The long and short of it is that collectively world cities get a failing grade on recycling. In North America only number one and two plastics are recycled. Tons go to the landfill, the oilfields of tomorrow. Another problem for recycling enterprise is that plastic manufacturers aren’t all singing from the same song sheet. Merchandise is made using many different polymers and often other materials, like metals, in the finished product.

But there are a lot of cool things going on. Would you believe plastic railroad ties? Fifteen million are installed each year in North America alone. This is a one size fits all product wherever you go in the world. So, just one mold is needed. The outdoor clothing manufacturer, Patagonia, makes garments from recycled plastics and they’ll be pleased to recycle any old garments you have that carry their label.

In Kenya, where locals call plastic bags the ‘national flower’ some entrepreneurs are using waste plastic to fabricate products and to employ people. It’s good for the economy. Similar, truly uplifting initiatives are happening in places like India, where 60 per cent of plastic gets recycled. Much of the population is poor and consumption rates are a fraction of those in North America. E-waste is big business in India. Just about everything in an old computer gets re-used.

Connacher interviews a wide range of knowledgeable people for his documentary; some allude to an uncertain future. We’re told there are more things we don’t know than we do about the harmful effects of plastic. We’re reminded that industry does lie to the public to protect profits and one scientist says the plastic industry can expect to pay a price just as big tobacco has for its transgressions.

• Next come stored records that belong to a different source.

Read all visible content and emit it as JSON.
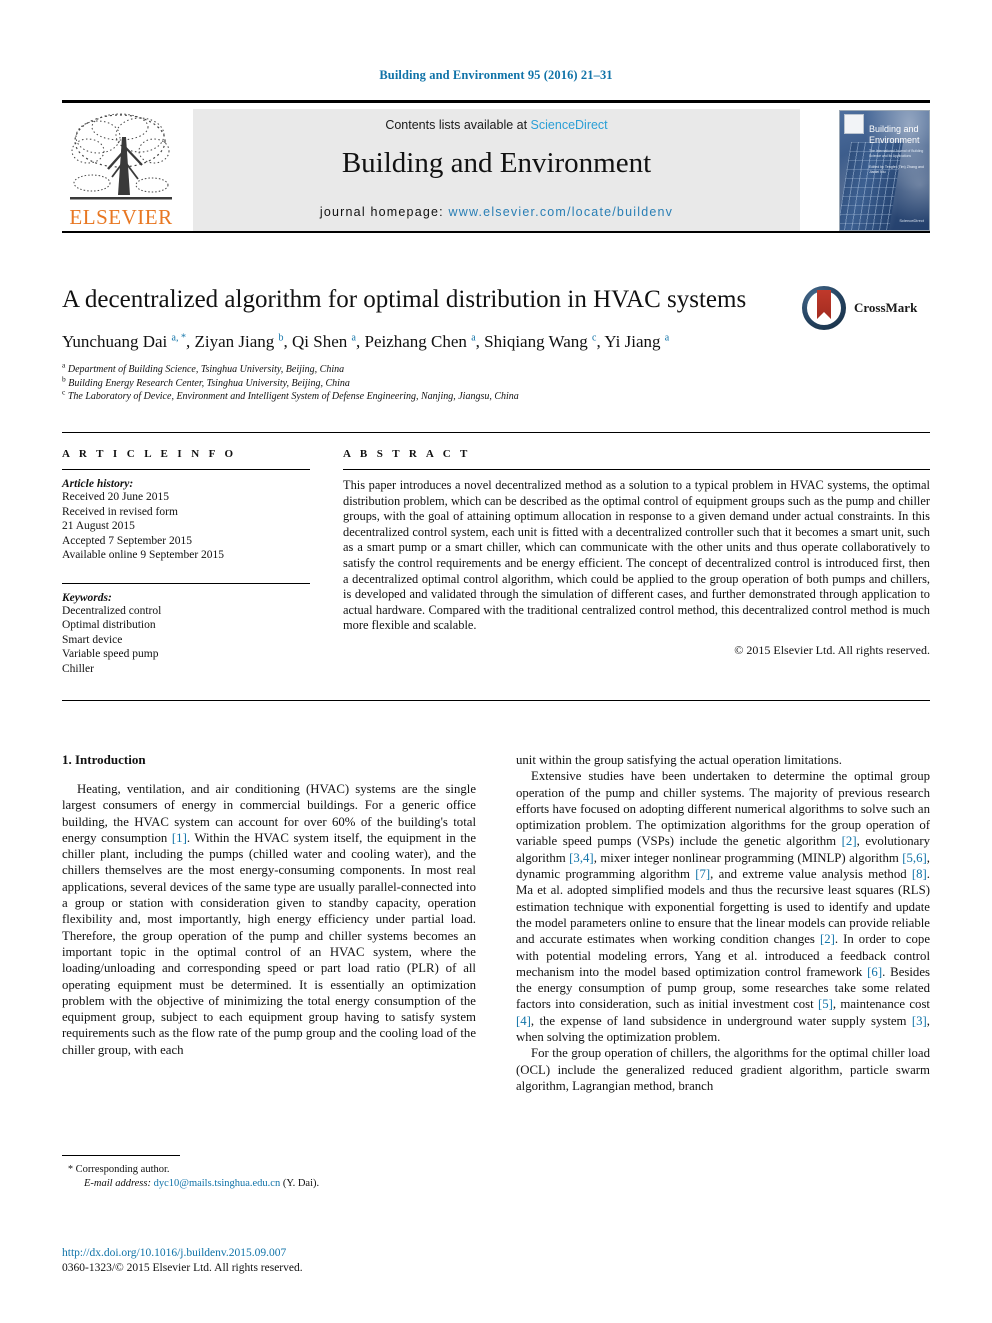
{
  "running_head": "Building and Environment 95 (2016) 21–31",
  "masthead": {
    "publisher_wordmark": "ELSEVIER",
    "contents_prefix": "Contents lists available at ",
    "contents_link": "ScienceDirect",
    "journal_title": "Building and Environment",
    "homepage_prefix": "journal homepage: ",
    "homepage_url": "www.elsevier.com/locate/buildenv",
    "cover": {
      "title": "Building and Environment",
      "subtitle": "The International Journal of Building Science and its Applications",
      "subtitle2": "Edited by Tengfei (Tim) Zhang and Jianlei Niu",
      "footer": "ScienceDirect"
    }
  },
  "article": {
    "title": "A decentralized algorithm for optimal distribution in HVAC systems",
    "crossmark_label": "CrossMark",
    "authors": [
      {
        "name": "Yunchuang Dai",
        "marks": "a, *"
      },
      {
        "name": "Ziyan Jiang",
        "marks": "b"
      },
      {
        "name": "Qi Shen",
        "marks": "a"
      },
      {
        "name": "Peizhang Chen",
        "marks": "a"
      },
      {
        "name": "Shiqiang Wang",
        "marks": "c"
      },
      {
        "name": "Yi Jiang",
        "marks": "a"
      }
    ],
    "affiliations": [
      {
        "mark": "a",
        "text": "Department of Building Science, Tsinghua University, Beijing, China"
      },
      {
        "mark": "b",
        "text": "Building Energy Research Center, Tsinghua University, Beijing, China"
      },
      {
        "mark": "c",
        "text": "The Laboratory of Device, Environment and Intelligent System of Defense Engineering, Nanjing, Jiangsu, China"
      }
    ]
  },
  "info": {
    "heading": "A R T I C L E   I N F O",
    "history_label": "Article history:",
    "history": [
      "Received 20 June 2015",
      "Received in revised form",
      "21 August 2015",
      "Accepted 7 September 2015",
      "Available online 9 September 2015"
    ],
    "keywords_label": "Keywords:",
    "keywords": [
      "Decentralized control",
      "Optimal distribution",
      "Smart device",
      "Variable speed pump",
      "Chiller"
    ]
  },
  "abstract": {
    "heading": "A B S T R A C T",
    "text": "This paper introduces a novel decentralized method as a solution to a typical problem in HVAC systems, the optimal distribution problem, which can be described as the optimal control of equipment groups such as the pump and chiller groups, with the goal of attaining optimum allocation in response to a given demand under actual constraints. In this decentralized control system, each unit is fitted with a decentralized controller such that it becomes a smart unit, such as a smart pump or a smart chiller, which can communicate with the other units and thus operate collaboratively to satisfy the control requirements and be energy efficient. The concept of decentralized control is introduced first, then a decentralized optimal control algorithm, which could be applied to the group operation of both pumps and chillers, is developed and validated through the simulation of different cases, and further demonstrated through application to actual hardware. Compared with the traditional centralized control method, this decentralized control method is much more flexible and scalable.",
    "copyright": "© 2015 Elsevier Ltd. All rights reserved."
  },
  "body": {
    "section_heading": "1. Introduction",
    "left_paragraphs": [
      "Heating, ventilation, and air conditioning (HVAC) systems are the single largest consumers of energy in commercial buildings. For a generic office building, the HVAC system can account for over 60% of the building's total energy consumption [1]. Within the HVAC system itself, the equipment in the chiller plant, including the pumps (chilled water and cooling water), and the chillers themselves are the most energy-consuming components. In most real applications, several devices of the same type are usually parallel-connected into a group or station with consideration given to standby capacity, operation flexibility and, most importantly, high energy efficiency under partial load. Therefore, the group operation of the pump and chiller systems becomes an important topic in the optimal control of an HVAC system, where the loading/unloading and corresponding speed or part load ratio (PLR) of all operating equipment must be determined. It is essentially an optimization problem with the objective of minimizing the total energy consumption of the equipment group, subject to each equipment group having to satisfy system requirements such as the flow rate of the pump group and the cooling load of the chiller group, with each"
    ],
    "right_paragraphs": [
      "unit within the group satisfying the actual operation limitations.",
      "Extensive studies have been undertaken to determine the optimal group operation of the pump and chiller systems. The majority of previous research efforts have focused on adopting different numerical algorithms to solve such an optimization problem. The optimization algorithms for the group operation of variable speed pumps (VSPs) include the genetic algorithm [2], evolutionary algorithm [3,4], mixer integer nonlinear programming (MINLP) algorithm [5,6], dynamic programming algorithm [7], and extreme value analysis method [8]. Ma et al. adopted simplified models and thus the recursive least squares (RLS) estimation technique with exponential forgetting is used to identify and update the model parameters online to ensure that the linear models can provide reliable and accurate estimates when working condition changes [2]. In order to cope with potential modeling errors, Yang et al. introduced a feedback control mechanism into the model based optimization control framework [6]. Besides the energy consumption of pump group, some researches take some related factors into consideration, such as initial investment cost [5], maintenance cost [4], the expense of land subsidence in underground water supply system [3], when solving the optimization problem.",
      "For the group operation of chillers, the algorithms for the optimal chiller load (OCL) include the generalized reduced gradient algorithm, particle swarm algorithm, Lagrangian method, branch"
    ]
  },
  "footer": {
    "corresponding_marker": "*",
    "corresponding_label": "Corresponding author.",
    "email_label": "E-mail address:",
    "email": "dyc10@mails.tsinghua.edu.cn",
    "email_owner": "(Y. Dai).",
    "doi": "http://dx.doi.org/10.1016/j.buildenv.2015.09.007",
    "issn_line": "0360-1323/© 2015 Elsevier Ltd. All rights reserved."
  },
  "colors": {
    "link_blue": "#1073a8",
    "sciencedirect_blue": "#2a9fd6",
    "elsevier_orange": "#E87722"
  }
}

So, how realistic is a plastic free life style? What will it take to change consumer behaviour? What will it take to make industry value the material instead of making everything disposable? One solution is to harness the energy in waste plastic and some amazing work is well underway.

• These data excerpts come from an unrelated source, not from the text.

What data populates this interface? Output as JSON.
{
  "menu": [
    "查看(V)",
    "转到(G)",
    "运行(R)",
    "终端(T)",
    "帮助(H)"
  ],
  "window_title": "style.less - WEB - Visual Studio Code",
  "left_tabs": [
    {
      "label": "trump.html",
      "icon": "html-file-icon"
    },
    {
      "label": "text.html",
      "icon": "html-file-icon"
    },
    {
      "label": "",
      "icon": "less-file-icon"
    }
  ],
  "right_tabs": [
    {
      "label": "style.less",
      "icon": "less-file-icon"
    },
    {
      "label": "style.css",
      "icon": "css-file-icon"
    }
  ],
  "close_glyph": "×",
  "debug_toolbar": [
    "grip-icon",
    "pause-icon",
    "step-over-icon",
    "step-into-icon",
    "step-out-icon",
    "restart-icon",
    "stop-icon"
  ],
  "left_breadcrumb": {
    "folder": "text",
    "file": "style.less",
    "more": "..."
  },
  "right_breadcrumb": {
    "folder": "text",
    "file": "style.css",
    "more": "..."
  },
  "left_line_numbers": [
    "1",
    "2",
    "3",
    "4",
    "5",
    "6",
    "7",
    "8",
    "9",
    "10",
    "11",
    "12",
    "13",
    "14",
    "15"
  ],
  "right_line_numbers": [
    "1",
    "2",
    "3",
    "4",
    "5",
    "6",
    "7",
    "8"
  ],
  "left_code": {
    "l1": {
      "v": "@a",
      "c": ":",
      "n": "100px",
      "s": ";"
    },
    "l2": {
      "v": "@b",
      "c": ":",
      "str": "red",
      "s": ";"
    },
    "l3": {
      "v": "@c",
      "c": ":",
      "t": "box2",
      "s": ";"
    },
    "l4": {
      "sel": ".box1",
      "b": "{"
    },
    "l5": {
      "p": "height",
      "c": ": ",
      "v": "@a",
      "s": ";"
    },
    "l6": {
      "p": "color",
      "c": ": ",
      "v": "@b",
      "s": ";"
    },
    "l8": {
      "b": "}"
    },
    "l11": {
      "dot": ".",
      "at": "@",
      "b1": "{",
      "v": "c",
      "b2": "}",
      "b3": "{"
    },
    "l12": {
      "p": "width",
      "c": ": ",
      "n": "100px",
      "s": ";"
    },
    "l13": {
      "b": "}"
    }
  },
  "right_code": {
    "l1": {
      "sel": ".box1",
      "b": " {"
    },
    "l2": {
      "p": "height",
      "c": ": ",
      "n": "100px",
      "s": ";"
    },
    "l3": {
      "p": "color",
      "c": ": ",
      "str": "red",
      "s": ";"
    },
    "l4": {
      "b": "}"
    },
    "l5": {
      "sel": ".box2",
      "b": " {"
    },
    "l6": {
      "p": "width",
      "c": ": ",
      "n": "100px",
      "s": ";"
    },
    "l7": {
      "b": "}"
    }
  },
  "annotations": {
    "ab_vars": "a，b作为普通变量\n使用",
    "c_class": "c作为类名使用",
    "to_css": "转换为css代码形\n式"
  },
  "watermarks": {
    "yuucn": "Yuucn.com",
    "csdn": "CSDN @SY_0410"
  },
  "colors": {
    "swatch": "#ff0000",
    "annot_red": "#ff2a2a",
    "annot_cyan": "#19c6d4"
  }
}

A German scientist has successfully developed a process to turn plastic back into the oil from which it came. An Irish bioengineer is breeding bacteria that love to eat this reconstituted oil. After the critters have all had a good feed he extracts material from their cells that is then used to make a non-toxic, one hundred percent biodegradable plastic. This is cutting edge science now economically feasible given today’s price of oil.

Petroleum is a finite resource and so big industry is exploring alternatives. Sony makes its Walkman from a vegetable-based, biodegradable plastic. NEC makes a biodegradable cell phone. And these giants are making money in the process. Experiments are underway to make plastics with everything from orange peels to maple syrup. Really. One outfit uses the protein in chicken feathers to make plastic.

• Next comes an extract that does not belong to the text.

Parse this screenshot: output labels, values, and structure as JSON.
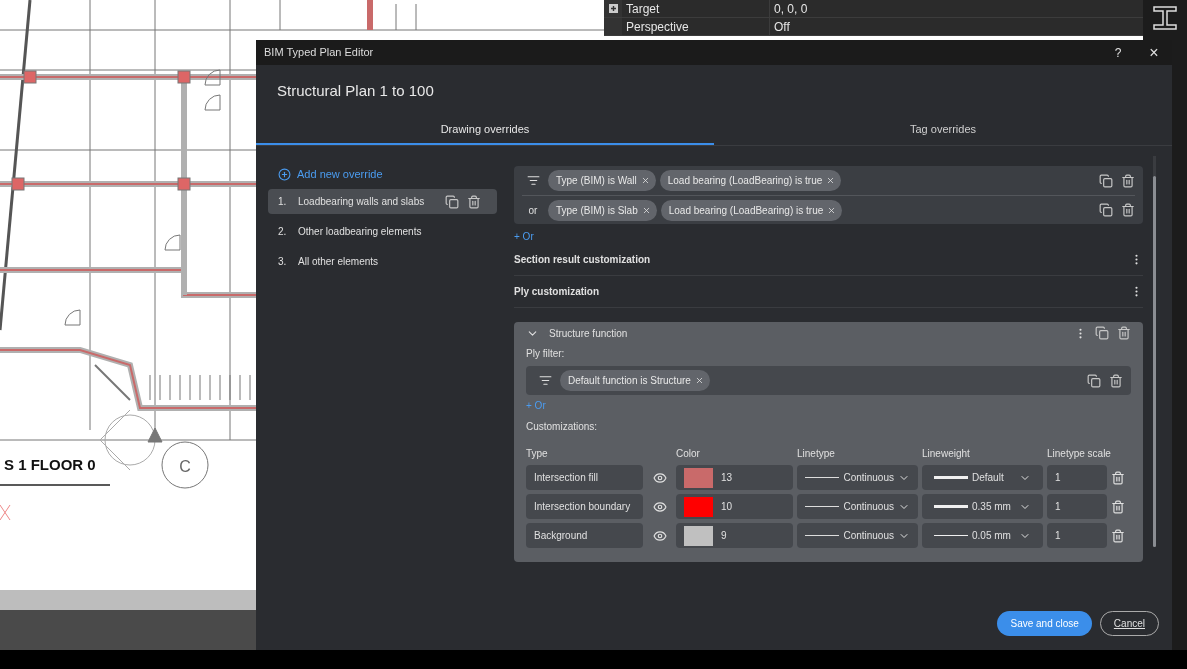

Plantic Technologies in Australia makes product that looks and behaves like plastic but it rapidly dissolves in water, rather like the wicked witch of the west who, come to think of it, lived in OZ. This plastic is non-toxic and is biodegradable. Chuck it away and it’s back into the biomass as carbon dioxide and water inside of eight weeks.

For a hundred years we’ve all been caught up in the ‘plastic promise’. It’s time to rethink our love affair with synthetics.

You can rent Addicted to Plastic at your local DVD store. Distributed in Canada by Mongrel Media, the documentary has won numerous film festival awards.